Berliner Frühling

Der Berliner Frühling kommt verhältnismäßig spät. Er hat seinen eigenen Rhythmus, so wie fast alles hier. Du bist nie alleine, selbst an den verborgensten Orten nicht, deine Ideen gehören nie ganz dir, haben immer Vorreiter und Nachahmer. Manchmal passiert es, dass du den Startschuss nicht hörst und sich eine Horde von Menschen bereits dort versammelt hat, wo du auf ein bisschen Ruhe und ländliche Idylle gehofft hattest.
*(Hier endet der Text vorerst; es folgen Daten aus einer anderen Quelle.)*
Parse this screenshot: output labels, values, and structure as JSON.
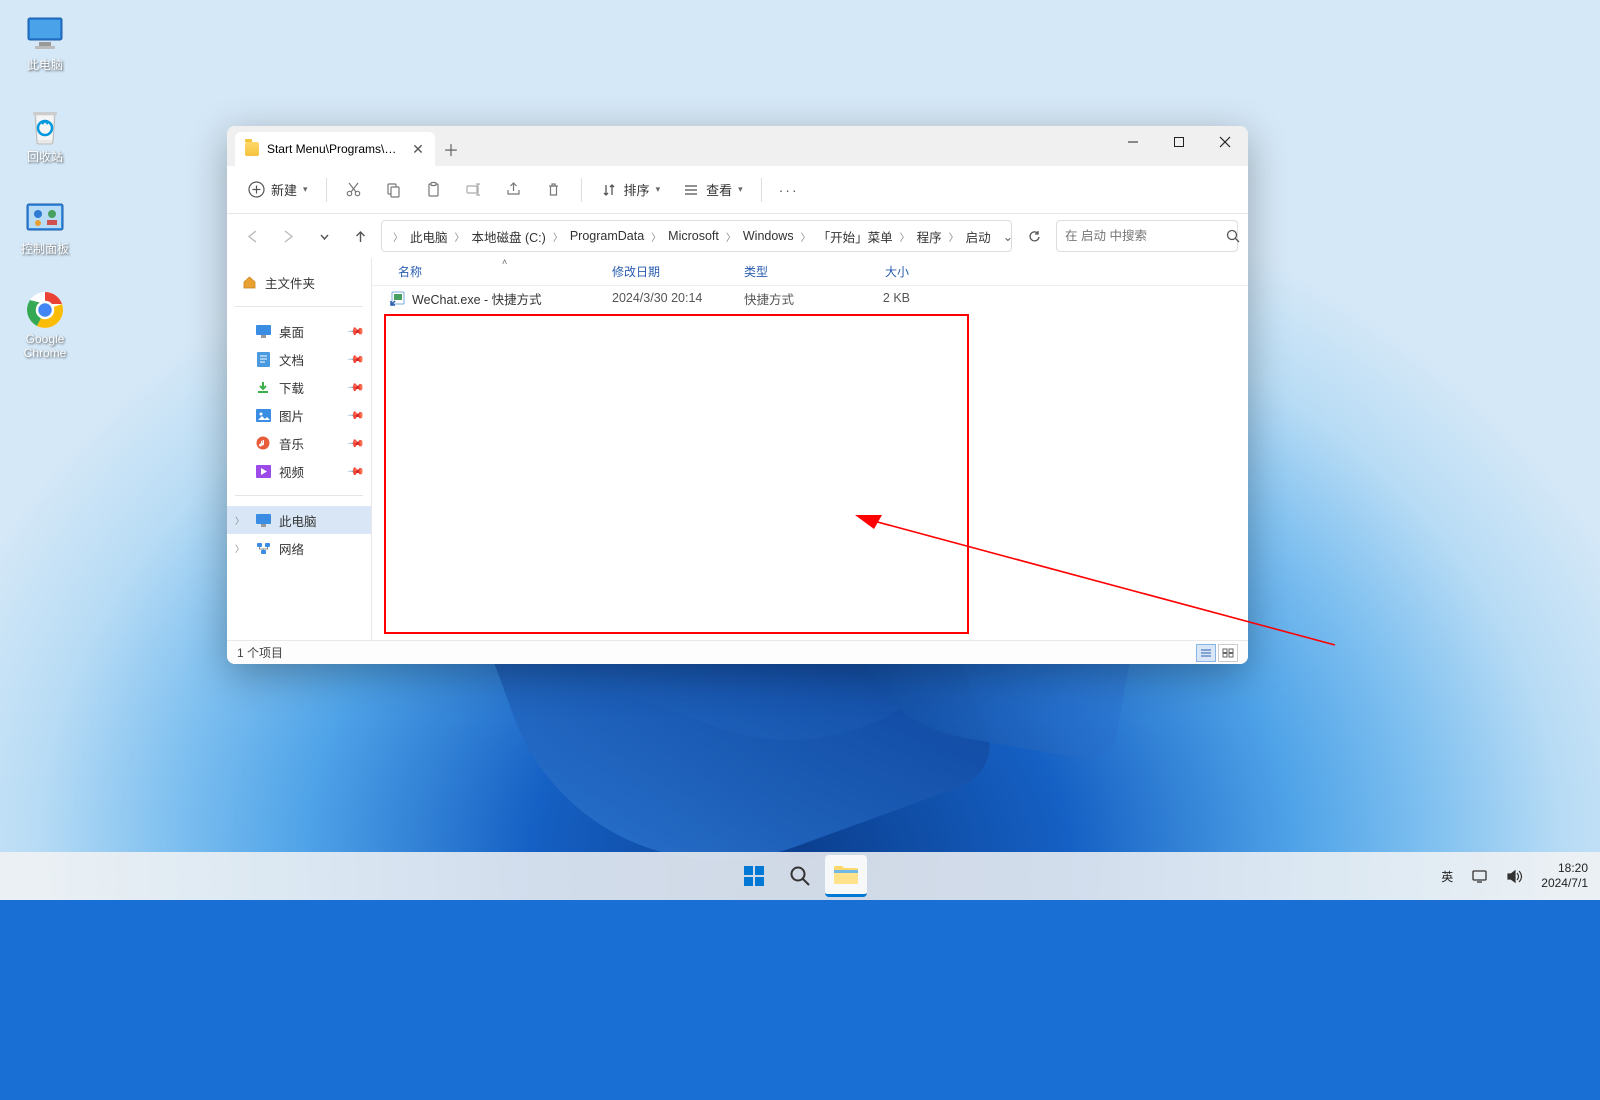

Der Geruch von frisch gegrilltem Nackensteak steigt in deine Nase, Federbälle oder Fußbälle fliegen dir entgegen, Kindergeschrei betäubt deine Ohren, herumtollende Hunde bringen dich fast zu Fall und du fragst dich ganz ernsthaft, was die Menschenmassen bitteschön in deinem Lieblingspark zu suchen haben. Dann kommt die plötzliche Eingebung, dass die Stadt Berlin, die, im Gegensatz zu dir, nie zur Ruhe kommt, dir im Schlaf deine Ideen stibitzt und du nie mit ihr Schritt halten kannst, so sehr du es auch versuchst.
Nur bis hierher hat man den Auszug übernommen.